Но наиболее интересно в Толстом, что он-то как раз не был христианским типом человека, это могучий язычник, и, стараясь стать христианином, он производит над собой некое насилие; об этом писали сотни раз. Он пишет "Крейцерову сонату" - и параллельно повесть "Дьявол" (которую прятал от жены и которую потом Бунин переписал под названием "Митина любовь"). Пишет "Отца Сергия", заставляя блестящего светского человека уйти в монахи, но этого монаха же и соблазняет купеческой дочкой-дурочкой. Толстой воевал - старался воевать - не с полом, не с женщиной, сосудом дьявола, а с переполнявшей его витальной силой, с избытком чувственной энергии. Вот отсюда и пошел Шопенгауэр с его буддистскими интуициями. вспомним к тому же, что индийцы, создавшие концепцию Нирваны, в то же время народ, отличающийся чрезвычайно высокой эротической культурой. Не только Упанишады написали, но и Кама Сутру. И в "Крейцеровой сонате" Толстой буддист, он грезит о прекращении человеческого рода, о переходе в иной план существования - или несуществования, а не враждебность к полу исповедует. Давно известно, что человек, отличающийся повышенной чувственностью, острее ощущает смерть, обладает обостренной памятью смертной. В этом смысле Бунин был похож на Толстого, и его "Митина любовь" - не плагиат, конечно, а конгениальное Толстому произведение. Митя кончает с собой, потому что он переполнен цветением и напором бытия, он не может уже вместить это богатство в своем индивидуальном существовании, в своей ограниченной земной оболочке. Имеет место вот эта самая радость об уничтожении индивида, как сказал Ницше.

Ну вот Ницше и закончим наши сегодняшние рассуждения - вернувшись к музыке как манифестации мировой воли. Я цитирую "Рождение трагедии из духа музыки":

К ... подлинным знатокам музыки обращаю я вопрос: могут ли они представить себе человека, который был бы способен воспринять третий акт "Тристана и Изольды" без всякого пособия слова и образа, в чистом виде, как огромную симфоническую композицию, и не задохнуться от судорожного напряжения всех крыльев души?
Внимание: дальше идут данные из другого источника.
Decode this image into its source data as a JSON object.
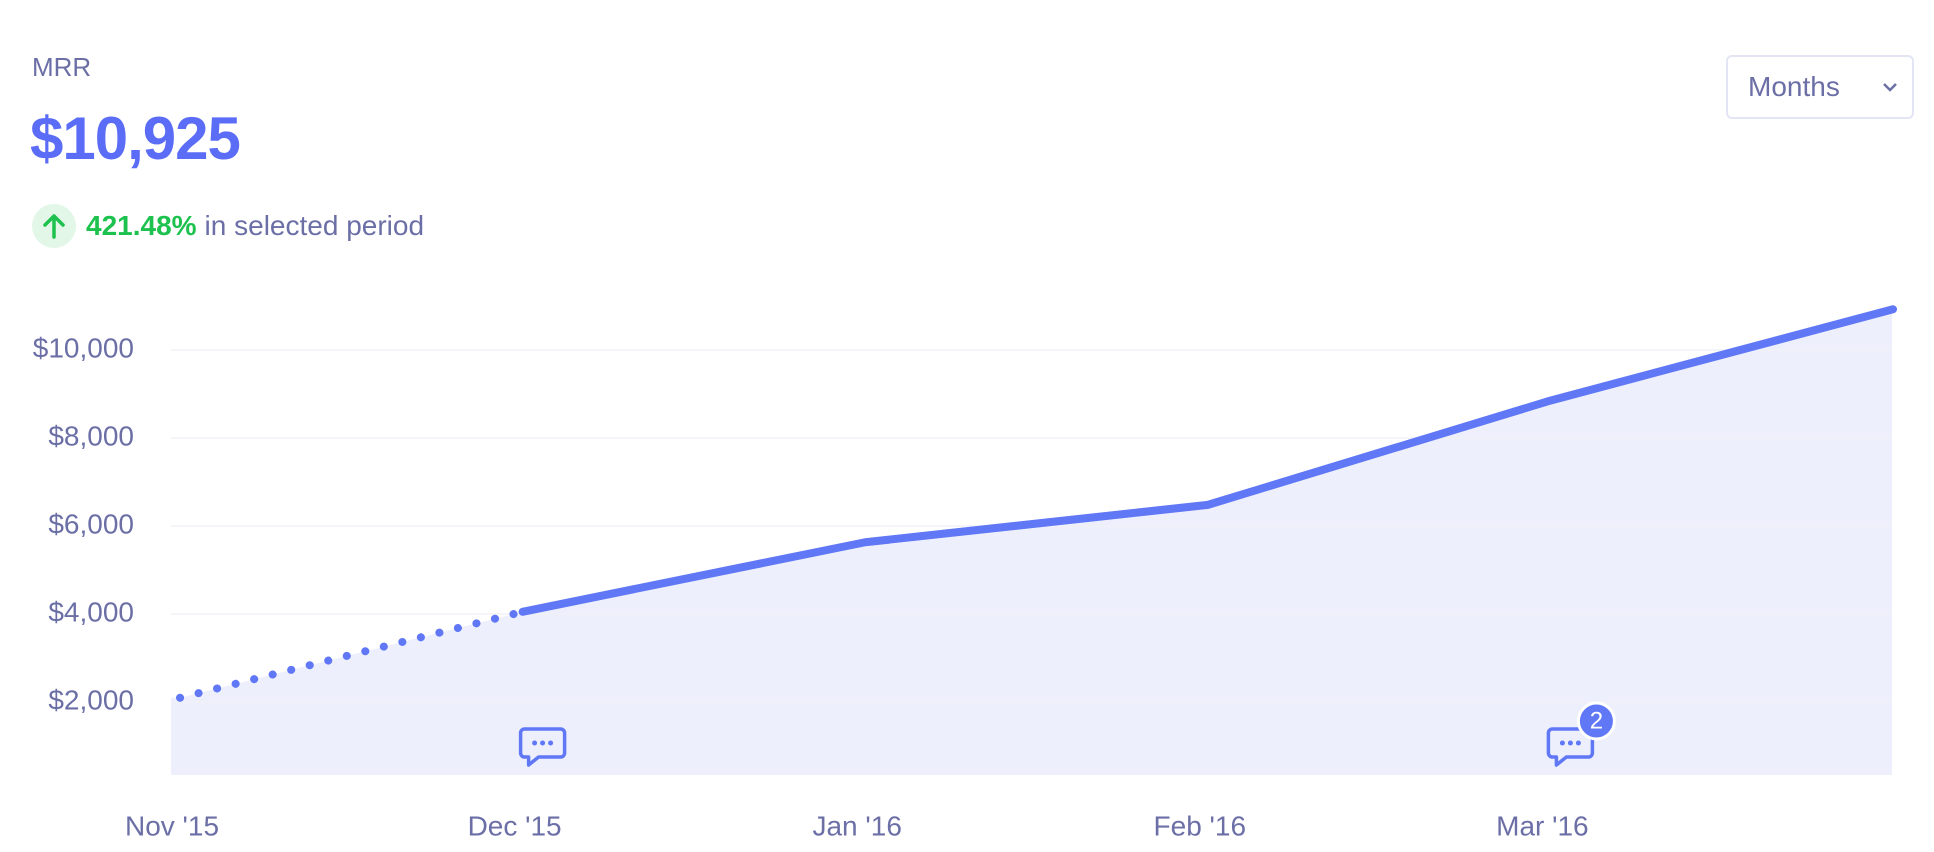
{
  "header": {
    "label": "MRR",
    "value": "$10,925",
    "change": "421.48%",
    "change_text": "in selected period"
  },
  "controls": {
    "period": "Months"
  },
  "chart_data": {
    "type": "line",
    "categories": [
      "Nov '15",
      "Dec '15",
      "Jan '16",
      "Feb '16",
      "Mar '16",
      null
    ],
    "values": [
      2095,
      4050,
      5630,
      6480,
      8850,
      10925
    ],
    "color": "#6077f6",
    "area_color": "#edf0fc",
    "ylim": [
      340,
      11000
    ],
    "yticks": [
      {
        "value": 2000,
        "label": "$2,000"
      },
      {
        "value": 4000,
        "label": "$4,000"
      },
      {
        "value": 6000,
        "label": "$6,000"
      },
      {
        "value": 8000,
        "label": "$8,000"
      },
      {
        "value": 10000,
        "label": "$10,000"
      }
    ],
    "grid": true,
    "comments": [
      {
        "category": "Dec '15"
      },
      {
        "category": "Mar '16",
        "count": 2
      }
    ]
  }
}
Человек, который, как в данном случае, словно бы приложил ухо к самому сердцу мировой воли и слышит как из него бешеное желание существования изливается по всем жилам мира - то как гремящий поток, то как нежный, распыленный ручеек, - да разве такой человек не был бы сокрушен в одно мгновение? Да разве он мог бы в жалкой стеклянной оболочке человеческого индивида вынести этот отзвук бесчисленных криков радости и боли, несущихся к нему из "необъятных пространств мировой ночи", и не устремиться неудержимо при звуках этого пастушьего напева метафизики к своей изначальной родине?

На этот риторический вопрос и дает ответ "Рождение трагедии". Это мысль Ницше о двух началах бытия - дионисическом и аполлоническом. Дионис - это безначальная и бесформенная, "безвидная" мировая бездна, поглощающая индивида, но несущая в себе полноту бытийной энергии. Аполлон - бог света и формы заклинает эту бездну, вызывая образы спасающей душу и тело красоты. Но мир Аполлона - иллюзия, аполлонический сон, или, словами Тютчева, покров, наброшенный над бездной. Искусство трагедии, трагического мифа, говорит Ницше, было примирением Диониса и Аполлона и в этом смысле - моделью самого человеческого существования в культуре. Мир, каким мы его видим, - это эстетическимй феномен.

Еще Ницше:

Трагический миф может быть понят лишь как воплощение образное дионисической мудрости аполлоническими средствами искусства; он приводит мир явлений к тем границам, где последний отрицает самого себя и снова ищет убежища в лоне истинной и единой реальности; а там он вместе с Изольдой как бы запевает ее метафизическую лебединую песню:

В нарастании волн,

В этой песне стихий,

В беспредельном дыханье миров

Растаять,

Исчезнуть,

Все забыть...

О, восторг!..

Ницше считал эту модель специфичной для греческой высокой трагедии. Но мы вправе думать, что им дана модель всякого гениального искусства. Искусства Льва Толстого в том числе. И не только искусства его, но и жизни его, и смерти.